I guess MM’s main thrust is to contrast the near unbelievable horror of King Leopold II’s direct, private rule of the Congo from 1885 to 1908, where maybe ten million died, and which scarred the country through Belgian colonial rule, and post independence, with the pygmy population suffering most, (as it still does today), with the maudlin tales of innocence and virtue standing fast against corrupting forces of both HCA and Dickens. It is hard to avoid the stories told by the latter, they permeate Western culture: the barbarous reality of the former though, a couple of decades later, and far worse than anything imagined in fiction, is still barely known by many, including me until now.

The fact that MM tells this story in the form of a comedy, in an expletive-ridden contemporary vernacular, is only to be expected from MM. Casting Jim Broadbent and Phil Daniels, who are, by virtue of career and demeanour, are distinctively Dickensian, is surely no accident.
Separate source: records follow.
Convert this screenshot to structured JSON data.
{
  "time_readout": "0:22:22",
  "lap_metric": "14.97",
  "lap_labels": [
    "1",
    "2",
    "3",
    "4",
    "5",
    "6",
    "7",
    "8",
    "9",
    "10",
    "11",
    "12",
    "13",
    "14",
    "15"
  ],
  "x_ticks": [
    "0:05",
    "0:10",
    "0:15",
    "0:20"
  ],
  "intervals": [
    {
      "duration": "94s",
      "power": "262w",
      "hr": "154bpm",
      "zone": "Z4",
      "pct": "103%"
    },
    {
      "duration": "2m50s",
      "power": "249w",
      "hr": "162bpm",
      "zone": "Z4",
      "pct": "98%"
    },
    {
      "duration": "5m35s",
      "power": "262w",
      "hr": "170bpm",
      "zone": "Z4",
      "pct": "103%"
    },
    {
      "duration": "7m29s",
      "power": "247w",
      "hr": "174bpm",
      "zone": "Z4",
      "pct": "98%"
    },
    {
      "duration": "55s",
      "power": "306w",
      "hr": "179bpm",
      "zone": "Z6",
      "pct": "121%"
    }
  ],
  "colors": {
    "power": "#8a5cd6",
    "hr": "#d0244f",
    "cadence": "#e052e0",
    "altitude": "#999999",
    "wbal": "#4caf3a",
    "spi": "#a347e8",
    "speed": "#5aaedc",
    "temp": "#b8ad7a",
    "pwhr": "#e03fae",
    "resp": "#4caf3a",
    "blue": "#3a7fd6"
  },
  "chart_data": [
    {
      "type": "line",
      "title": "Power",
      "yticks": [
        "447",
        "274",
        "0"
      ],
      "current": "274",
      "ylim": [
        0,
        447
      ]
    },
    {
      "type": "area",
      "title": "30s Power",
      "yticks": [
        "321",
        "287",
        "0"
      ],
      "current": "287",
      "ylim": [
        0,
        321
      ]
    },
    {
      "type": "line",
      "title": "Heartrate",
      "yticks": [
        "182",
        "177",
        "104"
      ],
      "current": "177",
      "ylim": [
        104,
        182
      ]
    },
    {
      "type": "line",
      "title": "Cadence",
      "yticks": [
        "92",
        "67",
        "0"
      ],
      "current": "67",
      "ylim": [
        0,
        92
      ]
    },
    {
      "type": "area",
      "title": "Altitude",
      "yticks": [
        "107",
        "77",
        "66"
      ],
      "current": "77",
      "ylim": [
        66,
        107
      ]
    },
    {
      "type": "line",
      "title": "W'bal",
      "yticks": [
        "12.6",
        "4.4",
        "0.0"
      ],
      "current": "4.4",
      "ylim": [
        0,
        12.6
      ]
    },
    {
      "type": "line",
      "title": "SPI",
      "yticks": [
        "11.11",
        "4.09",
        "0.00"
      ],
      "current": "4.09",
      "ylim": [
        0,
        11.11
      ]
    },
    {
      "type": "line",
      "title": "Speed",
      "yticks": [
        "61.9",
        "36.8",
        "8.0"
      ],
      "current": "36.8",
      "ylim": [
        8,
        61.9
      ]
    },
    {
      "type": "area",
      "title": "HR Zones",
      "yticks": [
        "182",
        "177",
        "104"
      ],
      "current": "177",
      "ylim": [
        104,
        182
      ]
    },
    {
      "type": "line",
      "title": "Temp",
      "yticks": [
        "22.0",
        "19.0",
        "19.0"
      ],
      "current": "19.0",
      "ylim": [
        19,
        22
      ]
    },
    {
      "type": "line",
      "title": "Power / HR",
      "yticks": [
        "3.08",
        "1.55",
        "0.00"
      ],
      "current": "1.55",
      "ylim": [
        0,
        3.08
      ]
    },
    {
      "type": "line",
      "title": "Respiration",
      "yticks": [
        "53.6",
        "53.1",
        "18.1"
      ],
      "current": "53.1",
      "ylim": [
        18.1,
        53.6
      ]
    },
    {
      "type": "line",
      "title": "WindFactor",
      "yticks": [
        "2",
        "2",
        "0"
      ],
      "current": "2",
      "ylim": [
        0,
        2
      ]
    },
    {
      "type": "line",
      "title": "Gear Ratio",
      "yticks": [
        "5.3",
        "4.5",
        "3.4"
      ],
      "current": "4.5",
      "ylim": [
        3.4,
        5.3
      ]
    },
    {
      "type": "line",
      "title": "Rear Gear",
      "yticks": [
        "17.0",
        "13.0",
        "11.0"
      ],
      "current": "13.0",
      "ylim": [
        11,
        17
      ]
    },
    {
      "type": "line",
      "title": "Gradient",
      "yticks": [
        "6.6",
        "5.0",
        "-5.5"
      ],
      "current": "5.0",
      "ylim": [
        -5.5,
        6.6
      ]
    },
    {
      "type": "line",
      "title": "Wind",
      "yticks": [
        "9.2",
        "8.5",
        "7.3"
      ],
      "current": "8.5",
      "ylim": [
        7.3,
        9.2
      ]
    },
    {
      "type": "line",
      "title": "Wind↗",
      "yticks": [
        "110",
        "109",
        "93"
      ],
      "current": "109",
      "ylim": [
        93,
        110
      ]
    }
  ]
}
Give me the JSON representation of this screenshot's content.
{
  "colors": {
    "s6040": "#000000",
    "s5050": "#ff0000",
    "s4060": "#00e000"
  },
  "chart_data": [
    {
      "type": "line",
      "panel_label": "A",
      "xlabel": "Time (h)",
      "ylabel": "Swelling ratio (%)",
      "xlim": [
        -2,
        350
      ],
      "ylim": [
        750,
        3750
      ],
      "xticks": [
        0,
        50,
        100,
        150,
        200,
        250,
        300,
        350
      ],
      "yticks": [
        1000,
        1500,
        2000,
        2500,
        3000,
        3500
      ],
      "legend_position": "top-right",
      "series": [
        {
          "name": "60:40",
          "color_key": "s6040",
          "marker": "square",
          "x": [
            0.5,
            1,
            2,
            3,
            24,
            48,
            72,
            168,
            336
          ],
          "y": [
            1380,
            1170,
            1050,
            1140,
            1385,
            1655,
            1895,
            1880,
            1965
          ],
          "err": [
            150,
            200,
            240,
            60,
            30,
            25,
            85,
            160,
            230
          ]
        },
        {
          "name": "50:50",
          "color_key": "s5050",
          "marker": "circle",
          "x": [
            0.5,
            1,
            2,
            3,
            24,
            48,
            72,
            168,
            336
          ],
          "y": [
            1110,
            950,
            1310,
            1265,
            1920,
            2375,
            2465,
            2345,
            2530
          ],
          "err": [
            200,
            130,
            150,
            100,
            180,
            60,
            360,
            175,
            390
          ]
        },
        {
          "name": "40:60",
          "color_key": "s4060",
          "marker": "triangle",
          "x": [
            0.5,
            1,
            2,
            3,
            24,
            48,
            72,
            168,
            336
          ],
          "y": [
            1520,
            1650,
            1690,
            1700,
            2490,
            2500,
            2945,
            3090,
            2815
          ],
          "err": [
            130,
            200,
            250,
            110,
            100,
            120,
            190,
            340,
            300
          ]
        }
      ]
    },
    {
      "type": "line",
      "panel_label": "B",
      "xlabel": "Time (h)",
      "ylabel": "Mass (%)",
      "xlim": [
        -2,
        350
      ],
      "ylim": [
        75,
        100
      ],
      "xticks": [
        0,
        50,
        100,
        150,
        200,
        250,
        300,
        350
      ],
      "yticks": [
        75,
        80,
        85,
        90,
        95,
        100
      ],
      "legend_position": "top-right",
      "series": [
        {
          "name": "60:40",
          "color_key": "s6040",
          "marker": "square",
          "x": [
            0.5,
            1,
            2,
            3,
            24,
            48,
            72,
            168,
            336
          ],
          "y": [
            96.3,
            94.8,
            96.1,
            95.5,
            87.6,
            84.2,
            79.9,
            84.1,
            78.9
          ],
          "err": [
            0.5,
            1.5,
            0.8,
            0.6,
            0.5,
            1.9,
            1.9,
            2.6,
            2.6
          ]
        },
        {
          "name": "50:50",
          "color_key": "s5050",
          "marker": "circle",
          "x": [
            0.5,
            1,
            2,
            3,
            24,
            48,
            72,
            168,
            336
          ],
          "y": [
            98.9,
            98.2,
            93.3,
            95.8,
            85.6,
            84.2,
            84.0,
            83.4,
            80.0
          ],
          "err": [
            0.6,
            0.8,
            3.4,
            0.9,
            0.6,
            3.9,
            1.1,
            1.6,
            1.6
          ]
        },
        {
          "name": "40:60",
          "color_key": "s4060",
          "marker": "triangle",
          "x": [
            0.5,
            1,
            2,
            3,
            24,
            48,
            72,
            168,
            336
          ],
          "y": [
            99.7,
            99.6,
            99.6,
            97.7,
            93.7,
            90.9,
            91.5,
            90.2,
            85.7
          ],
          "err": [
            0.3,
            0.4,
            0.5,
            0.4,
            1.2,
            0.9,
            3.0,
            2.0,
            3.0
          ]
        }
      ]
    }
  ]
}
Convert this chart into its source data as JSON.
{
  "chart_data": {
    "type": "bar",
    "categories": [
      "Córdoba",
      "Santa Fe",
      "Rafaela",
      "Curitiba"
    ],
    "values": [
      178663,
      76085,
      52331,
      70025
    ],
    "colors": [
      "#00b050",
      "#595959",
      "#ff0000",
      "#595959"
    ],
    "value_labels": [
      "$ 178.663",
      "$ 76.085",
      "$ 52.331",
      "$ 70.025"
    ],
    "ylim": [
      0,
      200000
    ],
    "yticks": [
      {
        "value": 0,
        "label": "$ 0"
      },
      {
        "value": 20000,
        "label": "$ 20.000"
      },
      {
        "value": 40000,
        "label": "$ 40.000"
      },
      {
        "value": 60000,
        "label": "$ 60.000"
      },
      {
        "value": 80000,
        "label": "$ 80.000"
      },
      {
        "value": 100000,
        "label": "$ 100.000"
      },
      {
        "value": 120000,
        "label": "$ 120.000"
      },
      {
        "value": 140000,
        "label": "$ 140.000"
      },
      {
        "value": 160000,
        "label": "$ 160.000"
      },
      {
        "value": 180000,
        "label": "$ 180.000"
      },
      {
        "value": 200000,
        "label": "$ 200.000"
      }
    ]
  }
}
After all a new MM script will pretty much guarantee any actor from his roster of favourites will sign up, sight unseen. Both went all out for laughs, many of which were at the broad end of the subtlety scale. Emily Berrington, as she so often does, near steals the scenes she is in as the earthy Mrs Catherine Dickens. I loved the sweary kids as well. Paul Bradley, as the inexplicit Press Man, also turned in his customarily fine performance.

However the play would not be possible without the formidable Johnetta Eula’Mae Ackles as Marjory, (and later Ogechi, you’ll see). From the moment she emerged from the box, suspended from the ceiling in Anna Fleischle’s amazing set, I couldn’t take my eyes off her. This was BUD, and KCK’s, first exposure to the wonderful and frightening world of Martin McDonagh. The SO was converted at Hangmen. When we emerged, not a little bewildered, after the 90 minutes, we debated the play long into the night. OK then maybe not long into the night, but certainly as long as it took to have a drink, some rarebit (highly recommended) and some madeleines, in the excellent Bridge foyer. Anyway BUD, being the analytical sort of chap he is, couldn’t get over the fact that the play could only exist with Johnetta Eula’Mae Ackles in the role. Surely it must have been written for her?

I agree. But not for the obvious reasons of appearance. Simply because she is an outstanding actor. Sardonic, bitter, vengeful, powerful yet also vulnerable, compassionate and forlorn. Don’t get me wrong she delivers plenty of killer (literally) comic lines but she also carries the entire weight of the emotional and political substance of the play on her shoulders. This is her professional debut. Extraordinary.

Now director Matthew Dunster, and Anna Fleischle, have previous with Martin McDonagh, having brought the Royal Court production of Hangmen into being. (Mr Dunster also has form with HCA, directing the Pet Shop Boys’ ballet adaptation of his story The Most Incredible Thing. Messrs Tennant and Lowe know a thing or two about stagecraft challenges but they are not a patch on MM).

Even so I suspect director and designer, and the rest of the creative team, James Maloney (music), Philip Gladwell (lighting), George Dennis (sound), Chris Fisher (illusions), Finn Ross (video) and Susanna Peretz (wigs and prosthetics), must have rolled their collective eyes at their first meeting. How were they going to make this leap of mischievous imagination from page to stage? Impressively, as it turns out.

So you see the thing with MM is there is just so much there. So many echoes yet uniquely his own voice. Scorsese, Malick, Pinter, Tarantino, Synge, Le Fanu, Mamet, Beckett, Borges, punk. Insert your own thoughts here. I for one really what to believe he likes The Fall.

A master story-teller. With maybe, in this case, not quite a master story. It might annoy you. It might frustrate you. It might provoke you. It might overwhelm you with “WTF” moments. It should make you laugh, (assuming you know a little of what you are letting yourself in for). It will certainly make you think. And you definitely won’t forget it in a hurry.